A new report published by the Economic Roundtable on 30 June outlined concerns with how foreign supply chains and consolidated shipping companies are extracting wealth from the US supply chain via ports on the US West Coast, draining wealth, income, resources, and jobs from ports.
According to the report, foreign shipping companies that have consolidated into 3 international shipping alliances own 9 of the 11 container terminal companies at the Ports of Los Angeles and Long Beach, California, handling 81% of the containers transported through the ports.
The Port of Los Angeles is the busiest port in the US, and the Port of Long Beach is the second busiest port in the US.
The report notes that in these two major ports, US exports have declined from peaks in 2011 in Long Beach to a 38% decline, and a 2013 peak in Los Angeles to a 52% decline, representing a loss of manufacturing jobs for California residents, while 72% of outbound containers from these ports are empty rather than filled with US products to be shipped abroad.
This trade imbalance—where for every $1 worth of goods exported from these ports, $8.42 worth of goods is imported into the US—is five times greater than the rest of the ports in the US.
In 2021, trucks leaving the San Pedro Bay ports carrying import containers traveled 6.7 billion miles, costing an estimated $279 million in uncompensated costs to the public due to impacts on infrastructure and emissions.
Automation in the shipping industry has further threatened the economic benefits these ports yield, despite capital costs associated with automation offsetting any savings from labor costs, and research showing automated ports are generally 7 to 15% less productive than non-automated ports.
For shipping companies, automation degrades the number of workers and the labor unions that represent dockworkers, and with that the economic benefits those jobs and their income yield for nearby communities.
An estimated 572 full-time jobs at the Ports of Los Angeles and Long Beach were lost in 2020 and 2021 to automation. Meanwhile, profits for the global shipping industry soared during the pandemic to over $190 billion in 2021, as the rate to ship a 40-foot container increased from less than $2,000 in 2019 to as much as $20,000 in 2021.
Rebecca Schlarb, a third generation dock worker at the Port of Long Beach, has seen dozens of jobs disappear to automation over the years since she started working there in 1991. She now works on a fully automated terminal.
“The most substantial problem I see, specifically with Long Beach Container Terminal in their automation, is that there’s limited flexibility in the delivery,” said Schlarb. “It’s easier to move around and adjust for equipment breakdowns on a conventional terminal than it is on an automated terminal when it’s isolated and locked down.”
She explained that when a crane or another piece of automated equipment breaks down, it completely halts cargo movement or traffic until it’s manually fixed rather than in a traditional operation where it would be isolated.
Schlarb also expressed concern for the pension she has to retire on, good pay, union membership, and other benefits that are at risk of being eliminated through further automation, and emphasized the importance and sacrifices dock workers made during the COVID-19 pandemic to ensure the ports kept moving cargo through the supply chain.

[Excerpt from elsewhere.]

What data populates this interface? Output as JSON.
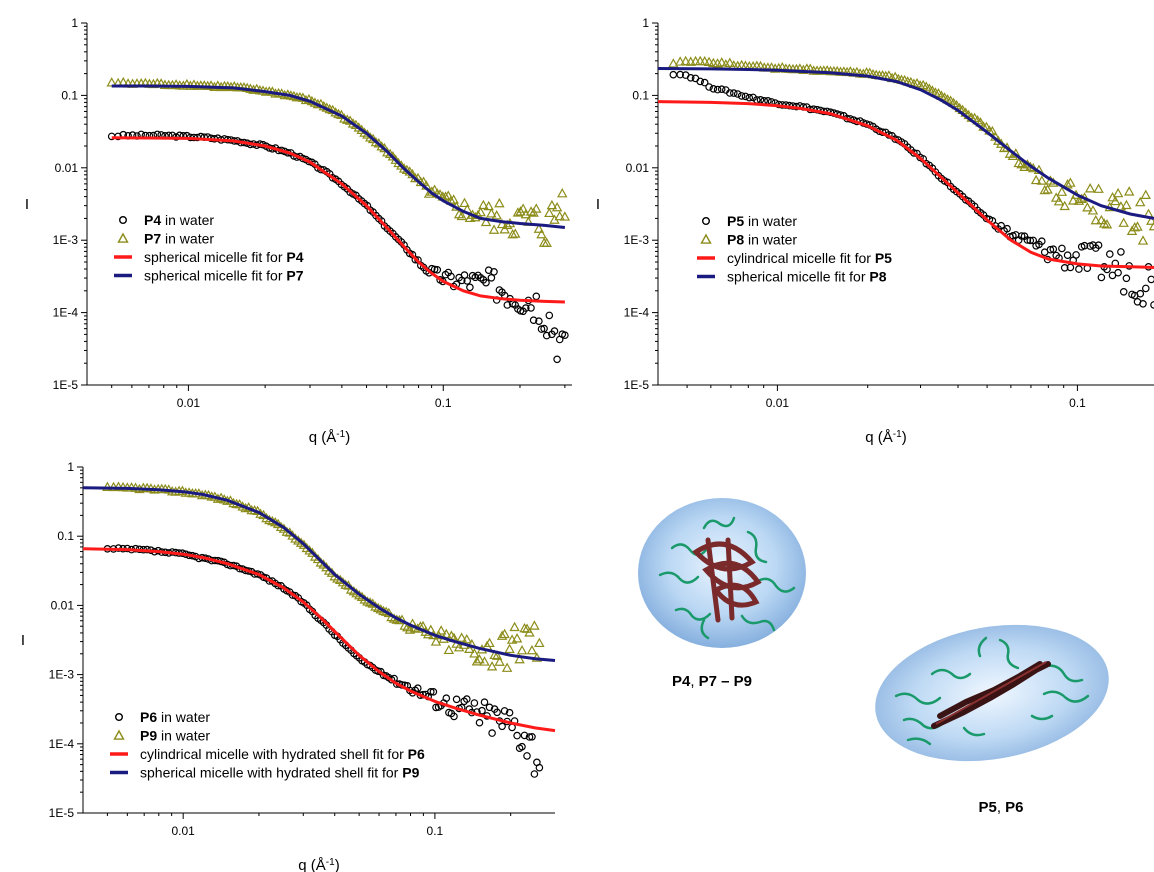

“With automation, that’s definitely threatened, because it has substantially cut jobs now,” added Schlarb. “I think it would be very detrimental to continue on with the speed of automation the shipping companies want, and it’s not efficient. It saves the foreign shipping owners and foreign terminals labor costs, but that money doesn’t stay here in the US. It leaves and goes to other countries or in the pockets of the super rich already and it stays there. It doesn’t trickle down to the rest of the US.”

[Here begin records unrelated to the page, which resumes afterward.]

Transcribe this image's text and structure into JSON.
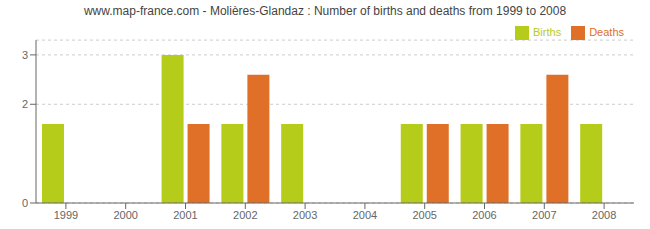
{
  "chart_data": {
    "type": "bar",
    "title": "www.map-france.com - Molières-Glandaz : Number of births and deaths from 1999 to 2008",
    "categories": [
      "1999",
      "2000",
      "2001",
      "2002",
      "2003",
      "2004",
      "2005",
      "2006",
      "2007",
      "2008"
    ],
    "series": [
      {
        "name": "Births",
        "color": "#b5cc1a",
        "values": [
          1.6,
          0.0,
          3.0,
          1.6,
          1.6,
          0.0,
          1.6,
          1.6,
          1.6,
          1.6
        ]
      },
      {
        "name": "Deaths",
        "color": "#e07028",
        "values": [
          0.0,
          0.0,
          1.6,
          2.6,
          0.0,
          0.0,
          1.6,
          1.6,
          2.6,
          0.0
        ]
      }
    ],
    "ylim": [
      0,
      3.3
    ],
    "yticks": [
      0,
      2,
      3
    ],
    "grid": true,
    "legend": "upper right"
  }
}
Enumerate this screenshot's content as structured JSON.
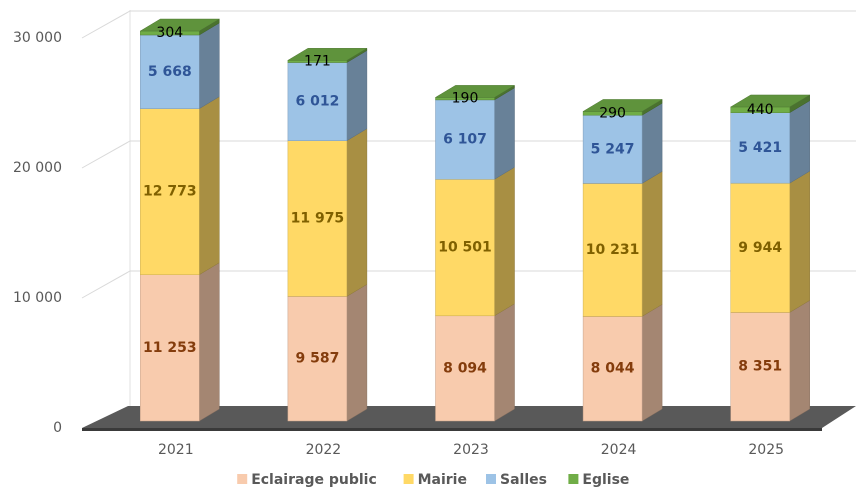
{
  "chart_data": {
    "type": "bar3d_stacked",
    "categories": [
      "2021",
      "2022",
      "2023",
      "2024",
      "2025"
    ],
    "series": [
      {
        "name": "Eclairage public",
        "color": "#f8cbad",
        "label_color": "#843c0c",
        "values": [
          11253,
          9587,
          8094,
          8044,
          8351
        ],
        "value_labels": [
          "11 253",
          "9 587",
          "8 094",
          "8 044",
          "8 351"
        ]
      },
      {
        "name": "Mairie",
        "color": "#ffd966",
        "label_color": "#7f6000",
        "values": [
          12773,
          11975,
          10501,
          10231,
          9944
        ],
        "value_labels": [
          "12 773",
          "11 975",
          "10 501",
          "10 231",
          "9 944"
        ]
      },
      {
        "name": "Salles",
        "color": "#9dc3e6",
        "label_color": "#2f5597",
        "values": [
          5668,
          6012,
          6107,
          5247,
          5421
        ],
        "value_labels": [
          "5 668",
          "6 012",
          "6 107",
          "5 247",
          "5 421"
        ]
      },
      {
        "name": "Eglise",
        "color": "#70ad47",
        "label_color": "#000000",
        "values": [
          304,
          171,
          190,
          290,
          440
        ]
      }
    ],
    "ylim": [
      0,
      30000
    ],
    "yticks": [
      0,
      {
        "value": 10000,
        "label": "10 000"
      },
      {
        "value": 20000,
        "label": "20 000"
      },
      {
        "value": 30000,
        "label": "30 000"
      }
    ],
    "grid": true,
    "legend": "bottom"
  }
}
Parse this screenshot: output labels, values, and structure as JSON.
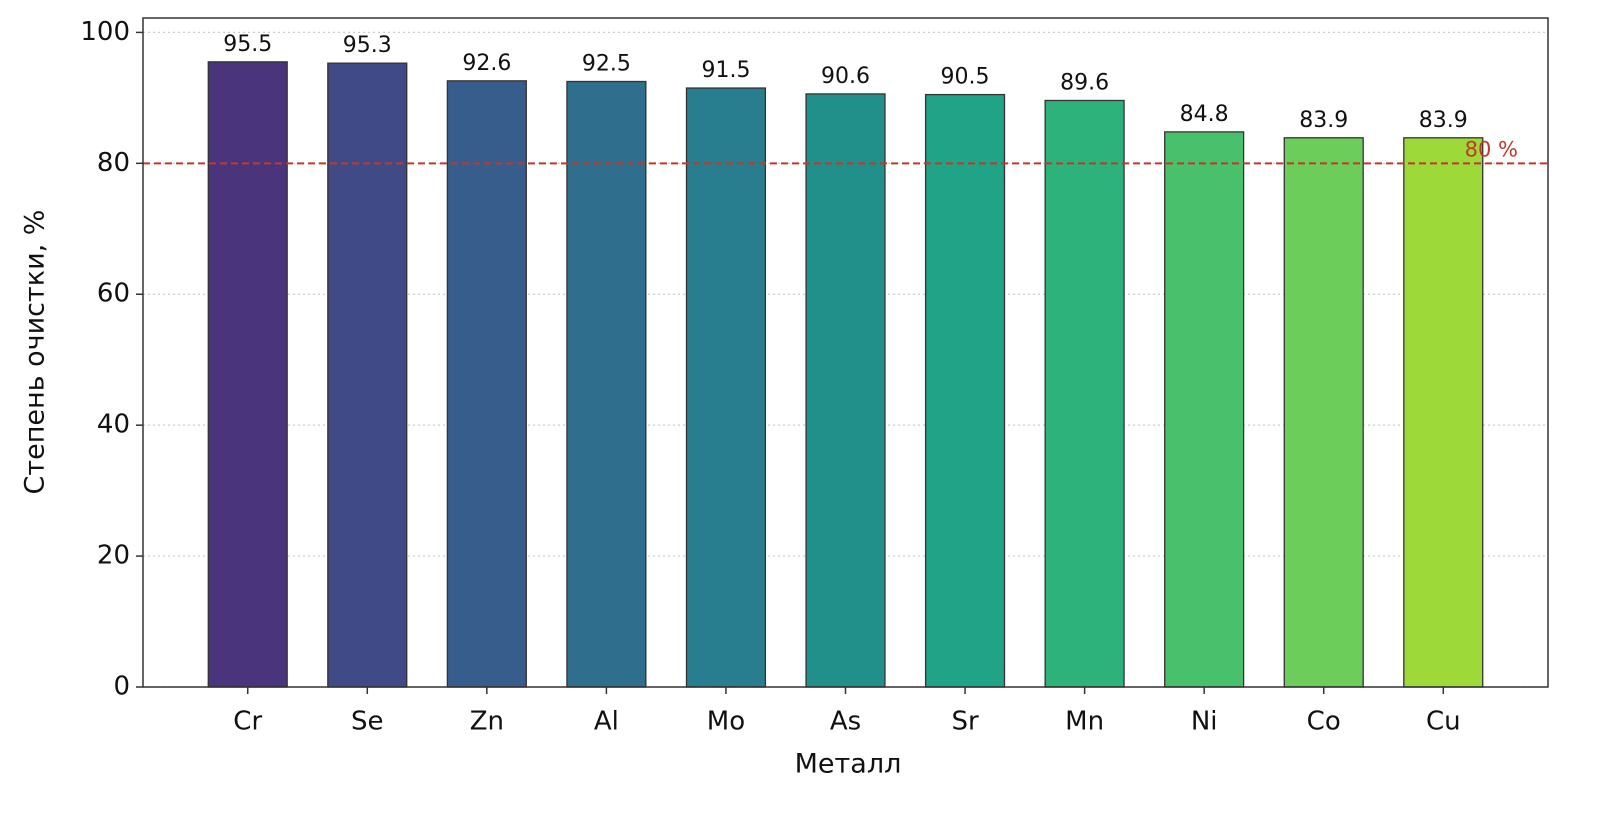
{
  "chart_data": {
    "type": "bar",
    "x_label": "Металл",
    "y_label": "Степень очистки, %",
    "categories": [
      "Cr",
      "Se",
      "Zn",
      "Al",
      "Mo",
      "As",
      "Sr",
      "Mn",
      "Ni",
      "Co",
      "Cu"
    ],
    "values": [
      95.5,
      95.3,
      92.6,
      92.5,
      91.5,
      90.6,
      90.5,
      89.6,
      84.8,
      83.9,
      83.9
    ],
    "colors": [
      "#4a347c",
      "#3f4a87",
      "#365d8c",
      "#2f6e8c",
      "#287e8e",
      "#22908a",
      "#20a386",
      "#2db27c",
      "#48c06c",
      "#6ccd5a",
      "#9ed93a"
    ],
    "ylim": [
      0,
      102.2
    ],
    "yticks": [
      0,
      20,
      40,
      60,
      80,
      100
    ],
    "grid": true,
    "threshold": {
      "value": 80,
      "label": "80 %",
      "color": "#c0392b"
    }
  }
}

In June 2022, President Biden visited the Port of Los Angeles and criticized the soaring shipping fees and profits of foreign shipping companies.
“I’ve called on Congress to crack down on foreign-owned shipping companies that have raised their prices while raking in just last year $190 billion in profit, a sevenfold increase in one year,” said Biden. “The rip-off is over.”

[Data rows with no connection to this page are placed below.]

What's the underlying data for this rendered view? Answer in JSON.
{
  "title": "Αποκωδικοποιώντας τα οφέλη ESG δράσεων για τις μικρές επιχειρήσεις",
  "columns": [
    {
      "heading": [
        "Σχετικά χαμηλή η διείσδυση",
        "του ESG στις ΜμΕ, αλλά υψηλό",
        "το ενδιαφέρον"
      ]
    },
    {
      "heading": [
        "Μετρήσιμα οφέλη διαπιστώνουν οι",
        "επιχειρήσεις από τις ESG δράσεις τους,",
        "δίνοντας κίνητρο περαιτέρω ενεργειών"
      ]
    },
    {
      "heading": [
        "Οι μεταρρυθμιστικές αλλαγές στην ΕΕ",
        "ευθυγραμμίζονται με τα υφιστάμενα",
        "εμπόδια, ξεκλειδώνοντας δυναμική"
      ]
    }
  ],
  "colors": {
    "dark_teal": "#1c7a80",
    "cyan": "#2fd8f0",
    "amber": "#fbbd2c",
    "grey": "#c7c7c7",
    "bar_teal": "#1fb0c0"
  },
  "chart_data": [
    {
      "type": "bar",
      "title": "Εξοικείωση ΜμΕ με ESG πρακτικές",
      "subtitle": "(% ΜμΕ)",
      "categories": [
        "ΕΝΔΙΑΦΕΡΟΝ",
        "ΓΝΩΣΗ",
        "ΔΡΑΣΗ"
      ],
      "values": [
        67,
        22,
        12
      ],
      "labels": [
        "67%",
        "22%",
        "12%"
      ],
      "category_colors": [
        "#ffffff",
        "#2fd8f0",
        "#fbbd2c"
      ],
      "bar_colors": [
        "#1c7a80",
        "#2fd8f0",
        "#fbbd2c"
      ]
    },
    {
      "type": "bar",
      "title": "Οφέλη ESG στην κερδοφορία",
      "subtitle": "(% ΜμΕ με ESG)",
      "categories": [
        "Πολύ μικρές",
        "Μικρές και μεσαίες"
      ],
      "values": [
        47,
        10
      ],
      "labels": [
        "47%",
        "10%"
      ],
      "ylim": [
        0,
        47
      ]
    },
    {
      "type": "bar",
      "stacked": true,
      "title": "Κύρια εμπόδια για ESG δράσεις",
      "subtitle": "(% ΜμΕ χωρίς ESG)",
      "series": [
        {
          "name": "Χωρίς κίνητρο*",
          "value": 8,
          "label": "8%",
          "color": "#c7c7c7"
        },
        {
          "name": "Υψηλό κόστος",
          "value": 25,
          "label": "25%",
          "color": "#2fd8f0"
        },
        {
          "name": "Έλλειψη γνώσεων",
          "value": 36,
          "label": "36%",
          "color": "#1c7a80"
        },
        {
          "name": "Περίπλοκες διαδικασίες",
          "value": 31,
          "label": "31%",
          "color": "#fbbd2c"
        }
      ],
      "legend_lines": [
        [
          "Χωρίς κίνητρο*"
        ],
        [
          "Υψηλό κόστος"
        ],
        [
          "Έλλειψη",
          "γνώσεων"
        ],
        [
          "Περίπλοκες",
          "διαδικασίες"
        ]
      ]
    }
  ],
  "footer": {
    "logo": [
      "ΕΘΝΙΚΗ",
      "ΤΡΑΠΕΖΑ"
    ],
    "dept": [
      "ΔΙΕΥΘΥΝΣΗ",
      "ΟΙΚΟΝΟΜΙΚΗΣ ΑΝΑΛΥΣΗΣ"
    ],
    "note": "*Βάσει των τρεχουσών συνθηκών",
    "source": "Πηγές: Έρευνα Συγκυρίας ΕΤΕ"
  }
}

The report calls for government intervention to alleviate these trends at the ports, including imposing a displaced worker fee on automated equipment, a state tax on automated equipment, elimination of fee discounts for exporting empty cargo containers, a discount for exported containers with cargo to incentivize rebalancing the current trade deficit, and work with California export industries to more effectively utilize the ports in exporting products.